All this Hannah Montana makes me feel left out in the teen idol swing of things. I realized that the only way you can garner the success of people such as Hannah Montana is to have highly publicized sell outs of your concert and the ensuing re-selling of the sold out tickets.

FOR IMMEDIATE RELEASE:

Enoch Kwok's intimate one night only acoustic concert "Kwok on a Cot" has SOLD OUT. Please don't call ticket outlets as they won't have any tickets. We also HIGHLY discourage the re-selling of tickets at prices nearing $10 000. Please, re-sell them at something more affordable, like $1 000.

Sunday, November 11, 2007

Save The Downloaders, Save The World

In the past little while, two of my favourite BitTorrent sites have been shut down due to threats of legal action, international investigations, Interpol raids, arrests, and whatnot.

With regards to Oink, there are quite a number of false accusations that were circulated by the IFPI (something I've never heard of previous to the Oink raids). Firstly, they said that you had to pay to be a member and the money went into some secret off-shore account that was being used for personal gain by the owners. Not true. I'm too cheap to be a member of something I had to pay to use yet I was still an avid user of the site (the same notion holds true for my views on brothels and whore houses. If it's free, sign me up!). Secondly, they said you HAD to post illegal music or you'd be banned from the site. Again, untrue. You only had to SHARE the illegal music you downloaded from other people who posted it. If you went below a certain "share ratio," only then would you be banned. Lastly, the IFPI claimed that Oink was responsible for leaking 60 pre-release albums this year alone. Come on. 60!? Give us downloaders more credit than that! 60 a month was probably more like it and even that number is a bit on the low side.
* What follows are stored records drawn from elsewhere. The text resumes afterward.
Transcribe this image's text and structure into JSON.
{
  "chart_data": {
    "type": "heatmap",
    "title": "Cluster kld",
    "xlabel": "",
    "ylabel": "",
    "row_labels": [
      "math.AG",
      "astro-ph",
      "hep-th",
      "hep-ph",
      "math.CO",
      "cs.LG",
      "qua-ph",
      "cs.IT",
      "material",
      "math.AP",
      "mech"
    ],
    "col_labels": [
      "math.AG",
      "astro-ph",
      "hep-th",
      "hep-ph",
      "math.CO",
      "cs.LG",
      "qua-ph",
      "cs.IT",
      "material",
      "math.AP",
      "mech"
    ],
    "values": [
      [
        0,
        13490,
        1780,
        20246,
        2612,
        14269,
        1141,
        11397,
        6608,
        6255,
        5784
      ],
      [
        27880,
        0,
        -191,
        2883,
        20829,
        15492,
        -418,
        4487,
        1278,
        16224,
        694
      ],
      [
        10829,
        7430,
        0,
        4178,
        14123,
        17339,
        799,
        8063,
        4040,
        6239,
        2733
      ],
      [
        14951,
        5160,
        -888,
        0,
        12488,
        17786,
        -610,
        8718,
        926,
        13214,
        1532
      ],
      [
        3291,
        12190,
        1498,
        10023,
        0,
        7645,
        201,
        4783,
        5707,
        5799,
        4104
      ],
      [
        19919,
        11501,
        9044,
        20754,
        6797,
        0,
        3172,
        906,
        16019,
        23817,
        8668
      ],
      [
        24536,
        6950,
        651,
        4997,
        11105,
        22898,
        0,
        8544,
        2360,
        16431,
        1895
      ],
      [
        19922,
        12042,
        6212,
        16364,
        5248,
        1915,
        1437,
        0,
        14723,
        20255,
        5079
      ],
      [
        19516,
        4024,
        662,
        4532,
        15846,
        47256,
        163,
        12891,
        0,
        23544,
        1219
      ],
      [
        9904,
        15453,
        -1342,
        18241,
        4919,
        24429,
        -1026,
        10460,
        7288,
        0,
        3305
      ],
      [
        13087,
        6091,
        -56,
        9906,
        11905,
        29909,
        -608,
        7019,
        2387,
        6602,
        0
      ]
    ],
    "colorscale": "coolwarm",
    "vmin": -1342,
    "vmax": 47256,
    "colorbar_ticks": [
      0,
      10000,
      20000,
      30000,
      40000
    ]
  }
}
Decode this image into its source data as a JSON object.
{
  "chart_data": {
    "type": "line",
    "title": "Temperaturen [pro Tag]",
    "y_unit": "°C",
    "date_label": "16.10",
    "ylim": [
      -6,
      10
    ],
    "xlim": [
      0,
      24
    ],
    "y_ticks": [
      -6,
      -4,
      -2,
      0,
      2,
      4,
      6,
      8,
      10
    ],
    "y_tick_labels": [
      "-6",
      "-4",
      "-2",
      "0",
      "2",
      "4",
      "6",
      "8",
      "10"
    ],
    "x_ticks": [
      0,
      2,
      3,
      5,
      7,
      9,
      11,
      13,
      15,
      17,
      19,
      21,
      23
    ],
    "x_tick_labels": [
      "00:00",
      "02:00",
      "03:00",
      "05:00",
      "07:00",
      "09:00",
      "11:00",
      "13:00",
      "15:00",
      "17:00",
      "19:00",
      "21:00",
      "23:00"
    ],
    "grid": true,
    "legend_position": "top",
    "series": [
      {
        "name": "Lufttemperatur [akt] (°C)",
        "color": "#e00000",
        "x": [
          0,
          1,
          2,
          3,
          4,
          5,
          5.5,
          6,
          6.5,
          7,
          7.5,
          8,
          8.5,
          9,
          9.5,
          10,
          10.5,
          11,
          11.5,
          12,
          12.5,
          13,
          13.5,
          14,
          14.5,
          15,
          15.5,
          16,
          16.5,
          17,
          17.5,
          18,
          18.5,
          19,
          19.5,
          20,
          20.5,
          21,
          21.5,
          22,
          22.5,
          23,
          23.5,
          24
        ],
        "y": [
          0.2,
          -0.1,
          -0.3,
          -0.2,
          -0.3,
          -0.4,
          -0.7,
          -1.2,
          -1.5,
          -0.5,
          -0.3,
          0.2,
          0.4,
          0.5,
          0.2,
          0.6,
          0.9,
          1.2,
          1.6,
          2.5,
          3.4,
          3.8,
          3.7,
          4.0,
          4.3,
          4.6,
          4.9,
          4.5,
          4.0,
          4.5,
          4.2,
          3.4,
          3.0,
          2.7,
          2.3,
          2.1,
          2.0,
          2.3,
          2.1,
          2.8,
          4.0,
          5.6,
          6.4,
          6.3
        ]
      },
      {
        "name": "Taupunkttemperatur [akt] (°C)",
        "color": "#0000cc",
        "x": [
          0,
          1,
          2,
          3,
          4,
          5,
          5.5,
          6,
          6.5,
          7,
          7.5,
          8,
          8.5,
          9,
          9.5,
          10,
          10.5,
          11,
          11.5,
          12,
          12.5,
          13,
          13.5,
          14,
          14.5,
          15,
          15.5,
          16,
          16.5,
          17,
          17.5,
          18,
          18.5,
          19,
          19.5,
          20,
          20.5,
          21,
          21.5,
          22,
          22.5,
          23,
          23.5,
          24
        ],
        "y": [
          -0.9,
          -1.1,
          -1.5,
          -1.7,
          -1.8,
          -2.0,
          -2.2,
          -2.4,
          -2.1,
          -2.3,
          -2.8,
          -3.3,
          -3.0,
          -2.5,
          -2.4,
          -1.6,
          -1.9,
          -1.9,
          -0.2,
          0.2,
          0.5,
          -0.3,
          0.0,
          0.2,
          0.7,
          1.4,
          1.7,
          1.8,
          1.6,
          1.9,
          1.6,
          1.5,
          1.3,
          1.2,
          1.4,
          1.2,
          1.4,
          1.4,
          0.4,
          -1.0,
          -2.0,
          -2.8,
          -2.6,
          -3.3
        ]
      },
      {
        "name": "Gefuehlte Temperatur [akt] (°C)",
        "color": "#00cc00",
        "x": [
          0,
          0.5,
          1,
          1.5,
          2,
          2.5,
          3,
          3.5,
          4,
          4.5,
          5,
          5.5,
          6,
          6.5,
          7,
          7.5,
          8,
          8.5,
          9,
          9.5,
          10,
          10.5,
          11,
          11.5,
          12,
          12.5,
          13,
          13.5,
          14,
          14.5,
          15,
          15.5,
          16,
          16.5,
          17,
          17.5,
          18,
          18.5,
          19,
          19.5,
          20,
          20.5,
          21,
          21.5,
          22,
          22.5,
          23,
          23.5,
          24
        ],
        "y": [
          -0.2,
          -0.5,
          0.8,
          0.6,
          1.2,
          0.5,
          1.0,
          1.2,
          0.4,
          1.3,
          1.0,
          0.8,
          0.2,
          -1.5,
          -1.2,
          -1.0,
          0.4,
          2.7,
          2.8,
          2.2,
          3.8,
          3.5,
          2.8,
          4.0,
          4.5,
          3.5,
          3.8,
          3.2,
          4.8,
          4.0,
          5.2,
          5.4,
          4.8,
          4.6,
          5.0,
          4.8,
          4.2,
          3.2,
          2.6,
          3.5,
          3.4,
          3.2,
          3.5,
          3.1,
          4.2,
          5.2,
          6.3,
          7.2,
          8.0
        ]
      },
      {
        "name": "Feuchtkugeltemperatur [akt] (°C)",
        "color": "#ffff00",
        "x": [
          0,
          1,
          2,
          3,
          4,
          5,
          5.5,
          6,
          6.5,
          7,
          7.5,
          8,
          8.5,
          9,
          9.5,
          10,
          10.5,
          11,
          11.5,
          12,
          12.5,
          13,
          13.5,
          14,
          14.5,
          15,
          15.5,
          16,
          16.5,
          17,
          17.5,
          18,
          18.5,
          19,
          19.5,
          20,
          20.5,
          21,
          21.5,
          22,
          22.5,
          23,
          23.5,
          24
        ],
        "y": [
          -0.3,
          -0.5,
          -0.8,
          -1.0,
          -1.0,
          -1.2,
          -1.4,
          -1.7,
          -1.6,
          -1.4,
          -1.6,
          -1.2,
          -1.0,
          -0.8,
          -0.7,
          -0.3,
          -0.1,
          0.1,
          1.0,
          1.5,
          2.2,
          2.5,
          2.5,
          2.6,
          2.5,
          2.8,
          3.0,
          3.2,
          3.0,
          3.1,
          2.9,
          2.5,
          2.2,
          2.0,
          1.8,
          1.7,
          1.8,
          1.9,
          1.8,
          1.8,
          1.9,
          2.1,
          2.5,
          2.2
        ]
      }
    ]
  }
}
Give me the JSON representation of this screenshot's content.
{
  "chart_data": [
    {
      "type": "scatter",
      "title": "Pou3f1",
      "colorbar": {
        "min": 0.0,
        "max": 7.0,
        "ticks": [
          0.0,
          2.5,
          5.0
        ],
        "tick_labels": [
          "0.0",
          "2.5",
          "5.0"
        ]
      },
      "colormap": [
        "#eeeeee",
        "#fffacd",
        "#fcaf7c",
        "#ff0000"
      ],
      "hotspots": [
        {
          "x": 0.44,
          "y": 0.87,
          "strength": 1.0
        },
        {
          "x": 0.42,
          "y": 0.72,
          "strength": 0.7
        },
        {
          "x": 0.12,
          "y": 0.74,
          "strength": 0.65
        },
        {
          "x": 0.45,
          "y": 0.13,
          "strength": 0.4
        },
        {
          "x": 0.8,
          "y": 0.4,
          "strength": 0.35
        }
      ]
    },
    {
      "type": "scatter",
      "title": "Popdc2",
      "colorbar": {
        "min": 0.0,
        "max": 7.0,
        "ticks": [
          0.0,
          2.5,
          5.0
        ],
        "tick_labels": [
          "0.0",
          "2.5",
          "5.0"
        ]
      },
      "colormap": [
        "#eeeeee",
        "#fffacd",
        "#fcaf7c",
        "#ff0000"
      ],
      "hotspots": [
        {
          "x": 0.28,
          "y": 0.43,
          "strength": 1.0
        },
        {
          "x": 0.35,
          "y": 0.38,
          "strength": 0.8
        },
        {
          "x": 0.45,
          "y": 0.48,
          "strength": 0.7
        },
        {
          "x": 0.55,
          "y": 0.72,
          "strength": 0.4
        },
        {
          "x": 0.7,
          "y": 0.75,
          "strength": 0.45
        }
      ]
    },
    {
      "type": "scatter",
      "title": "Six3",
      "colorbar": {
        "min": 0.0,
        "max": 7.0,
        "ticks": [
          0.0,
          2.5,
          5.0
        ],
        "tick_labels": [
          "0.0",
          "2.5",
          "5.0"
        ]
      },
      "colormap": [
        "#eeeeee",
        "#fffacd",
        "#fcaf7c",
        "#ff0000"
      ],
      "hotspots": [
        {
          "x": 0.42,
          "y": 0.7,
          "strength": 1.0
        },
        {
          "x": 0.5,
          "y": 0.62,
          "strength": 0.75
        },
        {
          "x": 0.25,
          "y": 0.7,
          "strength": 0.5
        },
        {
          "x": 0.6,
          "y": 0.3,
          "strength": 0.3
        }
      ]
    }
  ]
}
I miss Oink. So do the other 180 000 international members that frequented the site (IFPI claim that all 180 000 users are now being investigated. HA.). When Oink got shutdown, that sent 180 000 people scrambling to find another site that was as good as Oink. Out of this need, another 5 sites popped up and pre-existing sites got a boost of illegally shared music from displaced Oinkers. If you're keeping score at home: IFPI/recording industry - 1, Downloaders - a number greater than 1. WE DID IT!

There has been lots of talk about downloading and "new-media" recently. While I've definitely spent less on purchasing CDs and DVDs, my money has been squandered elsewhere supporting the very same artists I download from. This year, I've seen more concerts, purchased more merchandise, and spent more time promoting new up and coming artists I would have never heard about or had the money to support if I didn't hear their music through sites such as Oink (e.g. check out Patrick Watson by any means necessary). Of course there is the flip side to that. The anti-social awkwardian who chooses to download and download and never leave his/her house or talk to anyone about anything. I'm looking at you fans of the show Heroes.